Solo in una fase avanzata l’allievo passa di livello. Come sempre è il maestro a capire quando l’allievo è pronto a cominciare l’addestramento vero e proprio: il tema principale da affrontare è la capacità di misurarsi con la prontezza. Maestro e allievo non si risparmiano dando e ricevendo, alternando le fasi tecniche a quelle teoriche e spirituali. Solo la serenità e lo spirito di perseveranza dell’allievo possono evitare l’abbandono della scuola. È il momento del “fare”, della ripetitività continua ed esasperante, del misurarsi in rapidità, destrezza, e sicurezza coi compagni più avanzati. Non c’è tempo né per domande né per capire: il corpo deve reagire alle stoccate in modo automatico, meccanico e la mente non deve pensare, ma essere presente nel momento con parate e colpi. Nel kenjutsu (trad. “arte della spada” inteso come arte nell’utilizzo della katana, la spada samurai) ogni volta che l’avversario colpisce fa male, ma non è dolore fisico, è un dolore profondo che colpisce il cuore portando dentro l’anima una ferita che può essere sanata solo con l’imparare. È la “pratica per la pratica” in cui l’umiltà dell’allievo sta nello sfidarsi a migliorare senza chiedere troppo a se stesso. In questa fase la fretta demolisce: l’insegnamento è che se vuoi combattere devi prima imparare a vivere. La grande differenza è come lo spirito sa reagire, sul tatami del dojo così come nella vita. L’allievo impara in fretta che dentro o fuori le mura della sua scuola non esiste più differenza e che lui stesso sta diventando la spada che brandisce o le mani che utilizza nelle leve.

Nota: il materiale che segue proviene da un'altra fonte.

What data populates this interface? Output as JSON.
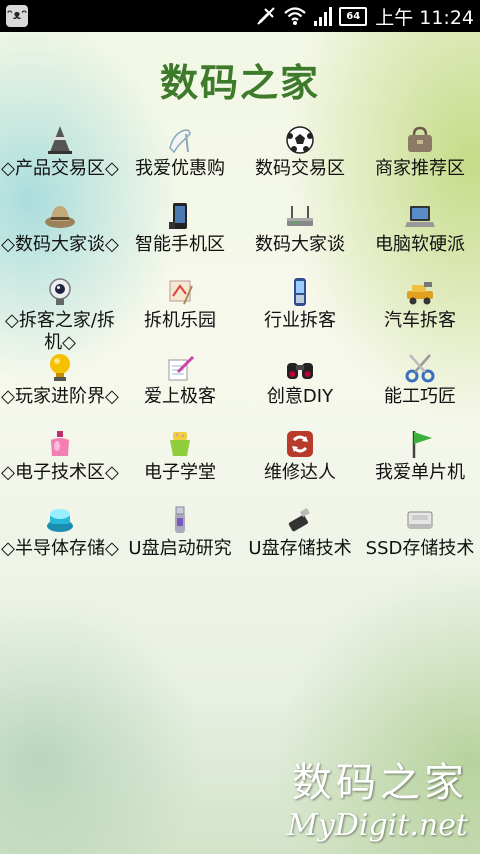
{
  "status_bar": {
    "battery": "64",
    "time": "上午 11:24",
    "app_icon": "cat-app-icon",
    "icons": [
      "mute-icon",
      "wifi-icon",
      "signal-icon",
      "battery-icon"
    ]
  },
  "header": {
    "title": "数码之家"
  },
  "grid": {
    "items": [
      {
        "label": "◇产品交易区◇",
        "icon": "traffic-cone-icon"
      },
      {
        "label": "我爱优惠购",
        "icon": "high-heel-icon"
      },
      {
        "label": "数码交易区",
        "icon": "soccer-ball-icon"
      },
      {
        "label": "商家推荐区",
        "icon": "handbag-icon"
      },
      {
        "label": "◇数码大家谈◇",
        "icon": "hat-icon"
      },
      {
        "label": "智能手机区",
        "icon": "smartphone-icon"
      },
      {
        "label": "数码大家谈",
        "icon": "router-icon"
      },
      {
        "label": "电脑软硬派",
        "icon": "laptop-icon"
      },
      {
        "label": "◇拆客之家/拆机◇",
        "icon": "webcam-icon"
      },
      {
        "label": "拆机乐园",
        "icon": "drawing-board-icon"
      },
      {
        "label": "行业拆客",
        "icon": "mobile-phone-icon"
      },
      {
        "label": "汽车拆客",
        "icon": "toy-car-icon"
      },
      {
        "label": "◇玩家进阶界◇",
        "icon": "trophy-bulb-icon"
      },
      {
        "label": "爱上极客",
        "icon": "notepad-pen-icon"
      },
      {
        "label": "创意DIY",
        "icon": "binoculars-icon"
      },
      {
        "label": "能工巧匠",
        "icon": "scissors-icon"
      },
      {
        "label": "◇电子技术区◇",
        "icon": "perfume-bottle-icon"
      },
      {
        "label": "电子学堂",
        "icon": "sponge-bucket-icon"
      },
      {
        "label": "维修达人",
        "icon": "refresh-tool-icon"
      },
      {
        "label": "我爱单片机",
        "icon": "green-flag-icon"
      },
      {
        "label": "◇半导体存储◇",
        "icon": "chip-stack-icon"
      },
      {
        "label": "U盘启动研究",
        "icon": "usb-drive-icon"
      },
      {
        "label": "U盘存储技术",
        "icon": "usb-stick-icon"
      },
      {
        "label": "SSD存储技术",
        "icon": "ssd-drive-icon"
      }
    ]
  },
  "watermark": {
    "line1": "数码之家",
    "line2": "MyDigit.net"
  }
}
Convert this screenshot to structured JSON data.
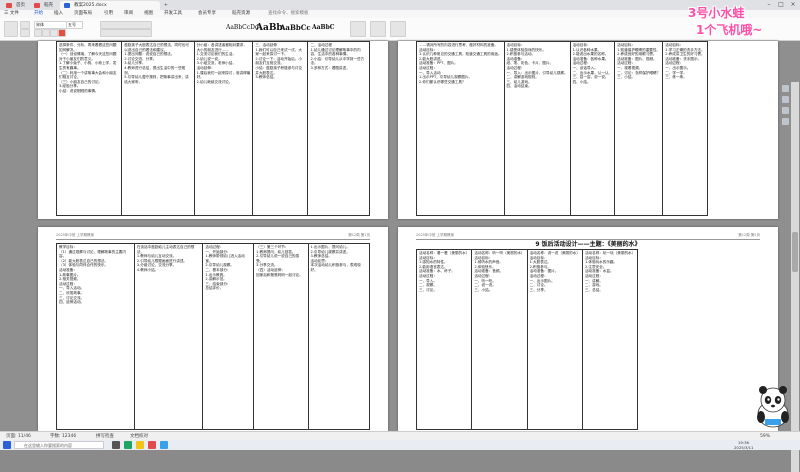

Ogni singolo kata è un mare infinito di elementi tecnici e l’allievo impara il senso della scelta: velocità o eleganza, continuità o precisione tecnica, calma e controllo o scatto fulmineo? Il kata diventa l’allievo, l’allievo diviene kata in un giorno in cui forma e sostanza non si distinguono più amalgama comune di un’unica necessità: la ricerca della perfezione. Allora l’allievo è pronto all’ultima fase: coltivare lo spirito della via per percorrerla tutta l’esistenza.
La memoria tra insegnanti e maestri. Ho parlato di maestri e di allievi, ma spesso
confondiamo i maestri con gli insegnanti. Sempre Adachi Masahiro insegnava “Un adepto molto abile è colui che ha raggiunto la calma. Un maestro realizzato è colui che ha raggiunto la maestria. Un tecnico della calma mentale, che padroneggia perfettamente tecniche e principi è chiamato adepto. Ci sono persone anche tra gli aggressivi e gli scaltri, ma a causa della loro ignoranza delle tecniche e dei principi non possono essere chiamati adepti. I tecnici giunti allo stadio in cui la mente è imperturbabile, totalmente istruiti in tecniche e principi, sono chiamati maestri. I cosiddetti esperti sono maestri. La sagacia è una qualità presente nei maestri. Oltrepassando qualsiasi razionalizzazione, non può essere scritta o espressa a parole”.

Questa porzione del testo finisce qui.